Entwined Histories

MAISIE HURLEY
BRITISH COLUMBIA: Entwined Histories: The Maisie Hurley Collection, January 23 to August 23, North Vancouver Museum

BY: Janet Nicol

Though she wasn’t Native, Maisie Hurley (1887-1962) spent most of her career as an advocate for B.C.’s Aboriginal people, invited to join the Native Brotherhood of B.C., and founder of the Native Voice newspaper. Throughout the years, Hurley received many gifts from Native leaders in recognition of her advocacy work, and the gifts form the basis of an exhibition of artifacts and artworks from Squamish and Coast Salish cultures at the North Vancouver Museum. The collection includes a blanket made of mountain goat wool and another, more mysterious fibre. Tested at the University of Victoria, researchers discovered the fibres were from a unique breed of “wool dog” raised by the Coast Salish until the 1860s, dating the blanket from before the main period of contact. The Museum is exhibiting the blanket with a new blanket by Squamish weaver Keith Nahanee, and cedar bark regalia made by Nahanee’s cousin Tracy Williams.

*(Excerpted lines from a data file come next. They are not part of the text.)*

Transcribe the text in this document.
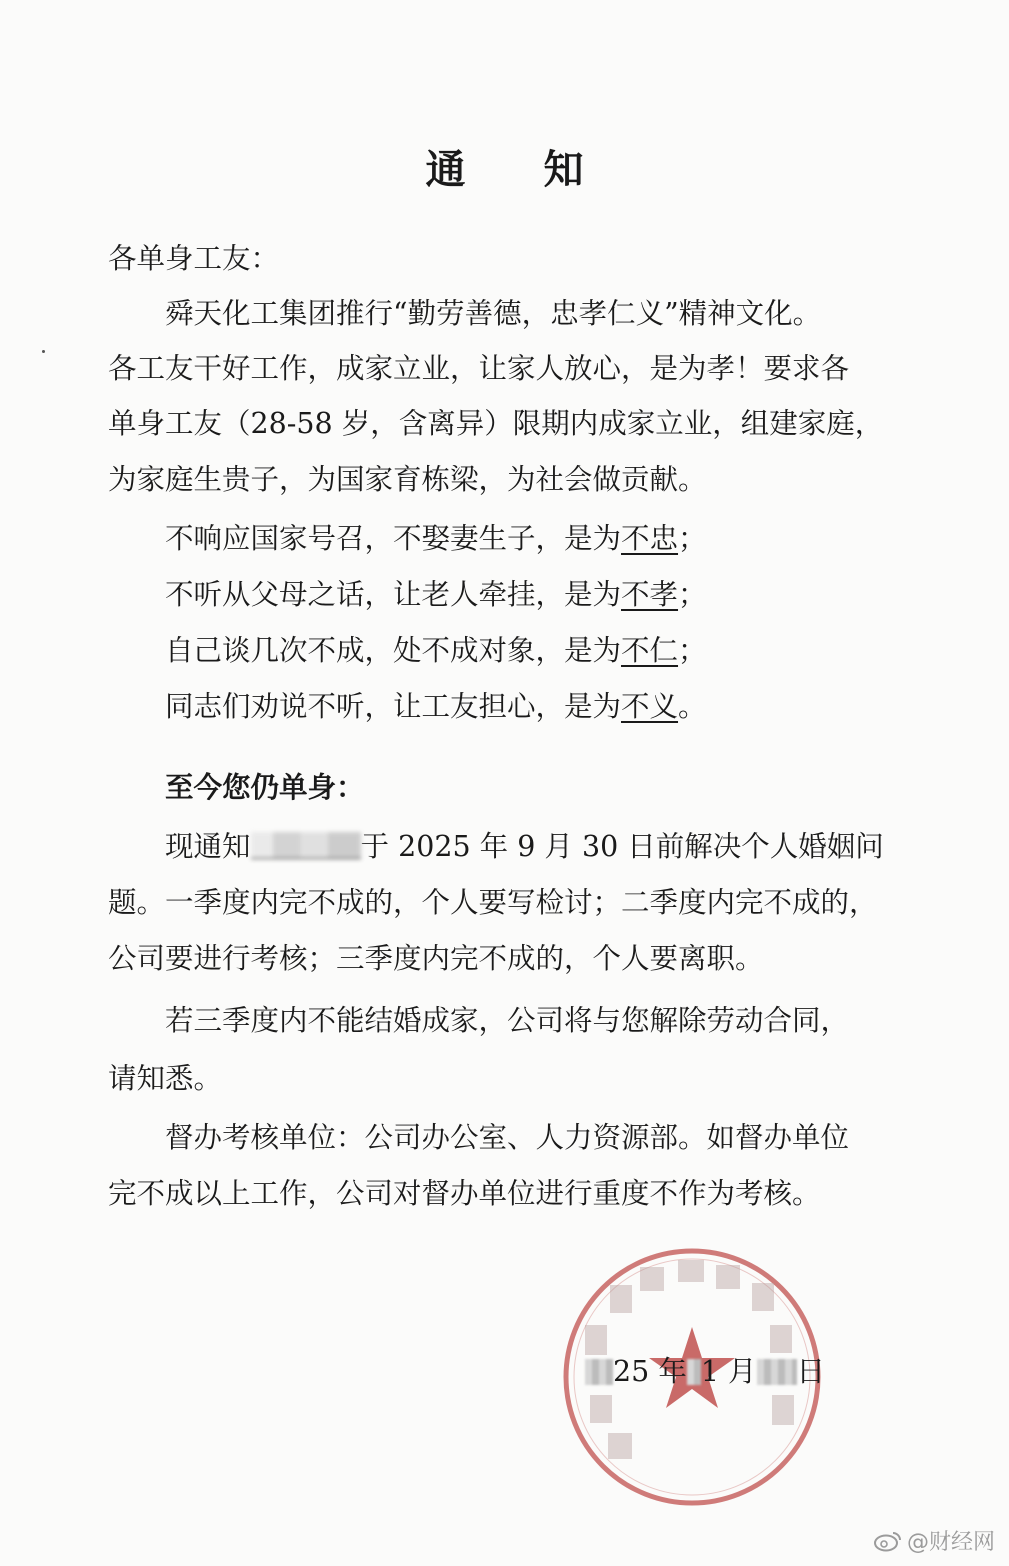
通 知
各单身工友：
舜天化工集团推行“勤劳善德，忠孝仁义”精神文化。
各工友干好工作，成家立业，让家人放心，是为孝！要求各
单身工友（28-58 岁，含离异）限期内成家立业，组建家庭，
为家庭生贵子，为国家育栋梁，为社会做贡献。
不响应国家号召，不娶妻生子，是为不忠；
不听从父母之话，让老人牵挂，是为不孝；
自己谈几次不成，处不成对象，是为不仁；
同志们劝说不听，让工友担心，是为不义。
至今您仍单身：
现通知	于 2025 年 9 月 30 日前解决个人婚姻问
题。一季度内完不成的，个人要写检讨；二季度内完不成的，
公司要进行考核；三季度内完不成的，个人要离职。
若三季度内不能结婚成家，公司将与您解除劳动合同，
请知悉。
督办考核单位：公司办公室、人力资源部。如督办单位
完不成以上工作，公司对督办单位进行重度不作为考核。
25 年 1 月 日
@财经网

Co-curators Sharon Fortney and Damara Jacobs will also incorporate oral history interviews and videos with Squamish Nation elders into the exhibition, which will later tour B.C. and form the basis of a book to be published by the Squamish.

This image taken near Jericho Charlie’s home at Senákw, the Kitsilano Indian Reserve, on August 15, 1891, was the inspiration for three pastel portraits by Maisie Armytage-Moore.
Photo Courtesy of City of Vancouver Archives.